CosmosTableProvider Design

Status

Implemented. Core provider, factory wiring, pipeline refactoring, and simplified key-value storage are complete. Tested against the Cosmos DB Linux emulator (vNext). The graphrag migrate-cosmos CLI tool is planned but not yet built.

Problem Statement

The current AzureCosmosStorage shoehorns Cosmos DB into a blob/file Storage abstraction. This causes:

Issue	Impact
Parquet round-trip: DataFrame → parquet → DataFrame → JSON → Cosmos → reverse	4 serde hops per read and write
Every document is its own partition (`/id`)	All queries are cross-partition fan-outs — the most expensive Cosmos pattern
Entity-specific hacks in the storage layer (`if prefix == "entities":`)	Domain logic leaking into generic abstraction
`child()` is a no-op (`return self`)	Update runs have no namespace isolation — delta/previous collide
`clear()` drops the entire database	No granularity control
Sync SDK used inside async methods	Blocks the event loop
Non-parameterized f-string queries	SQL injection surface (suppressed with noqa)

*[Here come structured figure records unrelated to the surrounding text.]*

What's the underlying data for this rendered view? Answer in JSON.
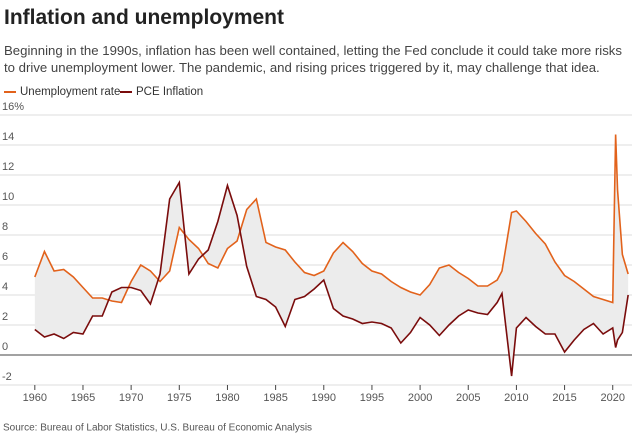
{
  "chart_data": {
    "type": "line",
    "title": "Inflation and unemployment",
    "subtitle": "Beginning in the 1990s, inflation has been well contained, letting the Fed conclude it could take more risks to drive unemployment lower. The pandemic, and rising prices triggered by it, may challenge that idea.",
    "source": "Source: Bureau of Labor Statistics, U.S. Bureau of Economic Analysis",
    "x": [
      1960,
      1961,
      1962,
      1963,
      1964,
      1965,
      1966,
      1967,
      1968,
      1969,
      1970,
      1971,
      1972,
      1973,
      1974,
      1975,
      1976,
      1977,
      1978,
      1979,
      1980,
      1981,
      1982,
      1983,
      1984,
      1985,
      1986,
      1987,
      1988,
      1989,
      1990,
      1991,
      1992,
      1993,
      1994,
      1995,
      1996,
      1997,
      1998,
      1999,
      2000,
      2001,
      2002,
      2003,
      2004,
      2005,
      2006,
      2007,
      2008,
      2008.5,
      2009.5,
      2010,
      2011,
      2012,
      2013,
      2014,
      2015,
      2016,
      2017,
      2018,
      2019,
      2020,
      2020.3,
      2020.5,
      2021,
      2021.6
    ],
    "series": [
      {
        "name": "Unemployment rate",
        "color": "#e2621b",
        "values": [
          5.2,
          6.9,
          5.6,
          5.7,
          5.2,
          4.5,
          3.8,
          3.8,
          3.6,
          3.5,
          4.9,
          6.0,
          5.6,
          4.9,
          5.6,
          8.5,
          7.7,
          7.1,
          6.1,
          5.8,
          7.1,
          7.6,
          9.7,
          10.4,
          7.5,
          7.2,
          7.0,
          6.2,
          5.5,
          5.3,
          5.6,
          6.8,
          7.5,
          6.9,
          6.1,
          5.6,
          5.4,
          4.9,
          4.5,
          4.2,
          4.0,
          4.7,
          5.8,
          6.0,
          5.5,
          5.1,
          4.6,
          4.6,
          5.0,
          5.6,
          9.5,
          9.6,
          8.9,
          8.1,
          7.4,
          6.2,
          5.3,
          4.9,
          4.4,
          3.9,
          3.7,
          3.5,
          14.7,
          11.0,
          6.7,
          5.4
        ]
      },
      {
        "name": "PCE Inflation",
        "color": "#7a0c0c",
        "values": [
          1.7,
          1.2,
          1.4,
          1.1,
          1.5,
          1.4,
          2.6,
          2.6,
          4.2,
          4.5,
          4.5,
          4.3,
          3.4,
          5.4,
          10.4,
          11.5,
          5.4,
          6.4,
          7.0,
          8.9,
          11.3,
          9.3,
          5.9,
          3.9,
          3.7,
          3.2,
          1.9,
          3.7,
          3.9,
          4.4,
          5.0,
          3.1,
          2.6,
          2.4,
          2.1,
          2.2,
          2.1,
          1.8,
          0.8,
          1.5,
          2.5,
          2.0,
          1.3,
          2.0,
          2.6,
          3.0,
          2.8,
          2.7,
          3.5,
          4.1,
          -1.4,
          1.8,
          2.5,
          1.9,
          1.4,
          1.4,
          0.2,
          1.0,
          1.7,
          2.1,
          1.4,
          1.8,
          0.5,
          1.0,
          1.5,
          4.0
        ]
      }
    ],
    "xlim": [
      1959.5,
      2022
    ],
    "xticks": [
      1960,
      1965,
      1970,
      1975,
      1980,
      1985,
      1990,
      1995,
      2000,
      2005,
      2010,
      2015,
      2020
    ],
    "ylim": [
      -2,
      16
    ],
    "yticks": [
      -2,
      0,
      2,
      4,
      6,
      8,
      10,
      12,
      14,
      {
        "value": 16,
        "label": "16%"
      }
    ],
    "grid": true
  }
}
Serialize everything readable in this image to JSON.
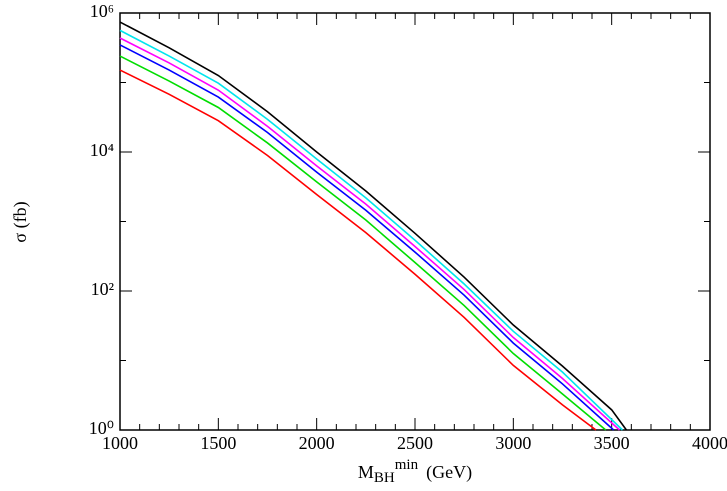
{
  "chart_data": {
    "type": "line",
    "ylabel": "σ (fb)",
    "xlabel": {
      "base": "M",
      "sub": "BH",
      "sup": "min",
      "unit": "(GeV)"
    },
    "xlim": [
      1000,
      4000
    ],
    "xticks": [
      1000,
      1500,
      2000,
      2500,
      3000,
      3500,
      4000
    ],
    "xminorticks": [
      1100,
      1200,
      1300,
      1400,
      1600,
      1700,
      1800,
      1900,
      2100,
      2200,
      2300,
      2400,
      2600,
      2700,
      2800,
      2900,
      3100,
      3200,
      3300,
      3400,
      3600,
      3700,
      3800,
      3900
    ],
    "ylim": [
      1,
      1000000
    ],
    "log_y": true,
    "yticks": [
      {
        "value": 1,
        "label": "10⁰"
      },
      {
        "value": 100,
        "label": "10²"
      },
      {
        "value": 10000,
        "label": "10⁴"
      },
      {
        "value": 1000000,
        "label": "10⁶"
      }
    ],
    "yminorticks": [
      10,
      1000,
      100000
    ],
    "series": [
      {
        "color": "#000000",
        "x": [
          1000,
          1250,
          1500,
          1750,
          2000,
          2250,
          2500,
          2750,
          3000,
          3250,
          3500,
          3575
        ],
        "values": [
          741000,
          316000,
          126000,
          38000,
          10000,
          2750,
          676,
          158,
          32.4,
          8.3,
          1.95,
          1
        ]
      },
      {
        "color": "#00e5ee",
        "x": [
          1000,
          1250,
          1500,
          1750,
          2000,
          2250,
          2500,
          2750,
          3000,
          3250,
          3555
        ],
        "values": [
          562000,
          240000,
          97700,
          29500,
          7940,
          2190,
          537,
          126,
          26.3,
          6.8,
          1
        ]
      },
      {
        "color": "#ff00ff",
        "x": [
          1000,
          1250,
          1500,
          1750,
          2000,
          2250,
          2500,
          2750,
          3000,
          3250,
          3540
        ],
        "values": [
          437000,
          191000,
          77600,
          23400,
          6310,
          1780,
          437,
          105,
          21.4,
          5.5,
          1
        ]
      },
      {
        "color": "#0000ff",
        "x": [
          1000,
          1250,
          1500,
          1750,
          2000,
          2250,
          2500,
          2750,
          3000,
          3250,
          3510
        ],
        "values": [
          347000,
          151000,
          61700,
          19100,
          5130,
          1450,
          363,
          87,
          17.8,
          4.6,
          1
        ]
      },
      {
        "color": "#00dd00",
        "x": [
          1000,
          1250,
          1500,
          1750,
          2000,
          2250,
          2500,
          2750,
          3000,
          3250,
          3470
        ],
        "values": [
          240000,
          105000,
          43700,
          13500,
          3720,
          1050,
          257,
          61.7,
          12.6,
          3.3,
          1
        ]
      },
      {
        "color": "#ff0000",
        "x": [
          1000,
          1250,
          1500,
          1750,
          2000,
          2250,
          2500,
          2750,
          3000,
          3250,
          3420
        ],
        "values": [
          151000,
          67600,
          28200,
          8910,
          2450,
          692,
          174,
          41.7,
          8.5,
          2.3,
          1
        ]
      }
    ]
  }
}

Design: `CosmosTableProvider`

Implement TableProvider directly for Cosmos DB, bypassing the Storage layer entirely for tabular data.

Architecture

                      ┌─────────────────────────────┐
                      │     PipelineRunContext       │
                      ├──────────┬──────────────────┤
                      │ Storage  │  TableProvider    │
                      │(kv only) │                   │
                      ├──────────┼──────────────────┤
  File/Blob backend → │file_stor │ ParquetTableProv │ ← File/Blob pipeline
                      ├──────────┼──────────────────┤
  Cosmos backend    → │cosmos_kv │ CosmosTableProv  │ ← Cosmos pipeline
                      │(metadata)│  (native docs)   │
                      └──────────┴──────────────────┘

Cosmos Document Schema

Container: single container (configurable, default graphrag)
Partition key: /namespace

json

{
    "id":         "entities:42",
    "namespace":  "output",
    "table_name": "entities",
    
    "name":       "JOHN DOE",
    "type":       "PERSON",
    "description": "A character in ...",
    "human_readable_id": 42
}

Field	Purpose	Indexed
`id`	Unique within namespace. Format: `{table_name}:{row_key}`	Yes (built-in)
`namespace`	Partition key. Isolation boundary for child() hierarchy	Yes (partition key)
`table_name`	Discriminator for per-table queries within a namespace	Yes (composite index)
All other fields	DataFrame columns stored as top-level document properties	Configurable

Namespace Mapping

output_table_provider            → namespace = ""  (root / default)
update/20260511/delta            → namespace = "20260511/delta"
update/20260511/previous         → namespace = "20260511/previous"

child("delta") returns a new CosmosTableProvider sharing the same client, with namespace extended.

Query Patterns (All Single-Partition)

Operation	Query	Partition
`read_dataframe("entities")`	`SELECT * FROM c WHERE c.table_name = 'entities'`	`namespace`
`write_dataframe("entities", df)`	Bulk upsert with `namespace` and `table_name` set	`namespace`
`has("entities")`	`SELECT VALUE COUNT(1) FROM c WHERE c.table_name = 'entities'`	`namespace`
`list()`	`SELECT DISTINCT VALUE c.table_name FROM c`	`namespace`
`clear()`	Delete all docs in namespace partition	`namespace`

Zero cross-partition queries. Every query targets a single namespace partition.

Row Identity

Each row needs a stable Cosmos id. Strategy per table:

If the DataFrame has an id column: use {table_name}:{id}
Otherwise: use {table_name}:{index} (positional)

The pipeline's id column is preserved as a regular document property. Cosmos's id is the synthetic key above. No column renaming — the pipeline's id and Cosmos's id happen to share the field, but we store the pipeline value in a separate _row_id field if collision occurs.

Simpler approach chosen: always store pipeline id (if present) as row_id, and use {table_name}:{human_readable_id or index} as Cosmos id. This avoids all the entity-specific hacks in the current implementation.

Streaming (Table.open())

CosmosTable implements the Table ABC:

__aiter__: pages through query_items() using the async SDK, yields rows one at a time
write(row): accumulates rows in memory (same as ParquetTable)
close(): bulk upserts accumulated rows
has(row_id): point-read by id within namespace (single RU)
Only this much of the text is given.